Until now, augmented reality devices have focused on adding visual elements to the real world — virtual pets, visualized data, and more. Bose, though, wants to add audio onto your world, doing so in a way that is essentially invisible to everyone else. Bose AR glasses are designed to look like ordinary glasses; no one would suspect that they're delivering private audio to the person wearing them.

The prototype glasses feature what Bose refers to as proprietary tech that keeps the audio private. Bose AR is designed to work over Bluetooth with microphones, enabling the wearer to access Google Assistant, Siri, and to take phone calls. The model likewise features sensors designed to track location (using a smartphone's GPS) and the wearer's head motion.

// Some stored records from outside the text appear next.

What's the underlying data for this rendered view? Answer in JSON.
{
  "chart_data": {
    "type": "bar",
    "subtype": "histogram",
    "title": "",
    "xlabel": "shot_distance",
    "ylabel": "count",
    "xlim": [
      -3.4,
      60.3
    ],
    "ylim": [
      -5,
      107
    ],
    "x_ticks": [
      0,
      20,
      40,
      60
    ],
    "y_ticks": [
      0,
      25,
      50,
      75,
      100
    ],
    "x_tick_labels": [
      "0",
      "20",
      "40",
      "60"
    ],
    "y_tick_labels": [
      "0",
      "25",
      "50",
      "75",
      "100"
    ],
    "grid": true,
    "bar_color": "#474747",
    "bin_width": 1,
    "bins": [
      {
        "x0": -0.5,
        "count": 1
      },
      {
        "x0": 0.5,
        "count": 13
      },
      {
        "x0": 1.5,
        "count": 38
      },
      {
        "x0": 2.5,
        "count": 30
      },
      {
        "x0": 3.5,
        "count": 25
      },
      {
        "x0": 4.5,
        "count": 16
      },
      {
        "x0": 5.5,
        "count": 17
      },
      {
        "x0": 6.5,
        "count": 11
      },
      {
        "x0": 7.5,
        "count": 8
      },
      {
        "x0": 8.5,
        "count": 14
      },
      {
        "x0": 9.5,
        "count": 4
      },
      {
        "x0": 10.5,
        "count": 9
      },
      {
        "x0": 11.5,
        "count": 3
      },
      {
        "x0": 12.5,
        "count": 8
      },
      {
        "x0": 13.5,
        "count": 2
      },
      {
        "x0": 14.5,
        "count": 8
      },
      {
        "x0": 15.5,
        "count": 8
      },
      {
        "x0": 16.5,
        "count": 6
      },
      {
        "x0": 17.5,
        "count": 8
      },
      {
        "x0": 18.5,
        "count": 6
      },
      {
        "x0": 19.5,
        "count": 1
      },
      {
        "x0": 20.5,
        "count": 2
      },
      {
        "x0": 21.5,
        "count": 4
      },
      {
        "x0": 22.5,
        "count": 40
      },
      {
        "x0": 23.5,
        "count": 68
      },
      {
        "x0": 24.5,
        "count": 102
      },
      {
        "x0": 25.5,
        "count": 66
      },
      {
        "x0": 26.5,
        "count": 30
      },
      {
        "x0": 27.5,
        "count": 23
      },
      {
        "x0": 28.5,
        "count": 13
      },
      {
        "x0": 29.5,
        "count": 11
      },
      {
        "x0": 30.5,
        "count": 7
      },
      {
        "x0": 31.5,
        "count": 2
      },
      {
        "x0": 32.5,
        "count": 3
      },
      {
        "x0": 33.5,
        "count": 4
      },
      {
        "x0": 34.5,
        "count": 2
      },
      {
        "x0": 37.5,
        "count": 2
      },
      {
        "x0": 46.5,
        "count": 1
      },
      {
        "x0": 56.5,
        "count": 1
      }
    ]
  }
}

A related mobile app for Android and iOS uses this information and more to send audio to the user; that audio will be "relevant, real-time content," according to Bose. The company details different situations in which its technology could be useful, such as delivering simulated historic event audio when the wearer is near a landmark, playing a speech delivered by someone when the wearer is near the speaker's monument, translating signs the wearer is looking at, providing the history behind artwork they're viewing, and more.

Bose Vice President of Consumer Electronics John Gordon said:

Bose AR represents a new kind of augmented reality— one that's made for anyone and every day. It places audio in your surroundings ... It knows which way you're facing, and can instantly connect that place and time with endless possibilities for travel, learning, music and more. And it can be added to products and apps we already use and love, removing some of the big obstacles that have kept AR on the sidelines.

Starting this summer, Bose will provide the Bose AR SDK and a limited number of Bose AR glasses to developers.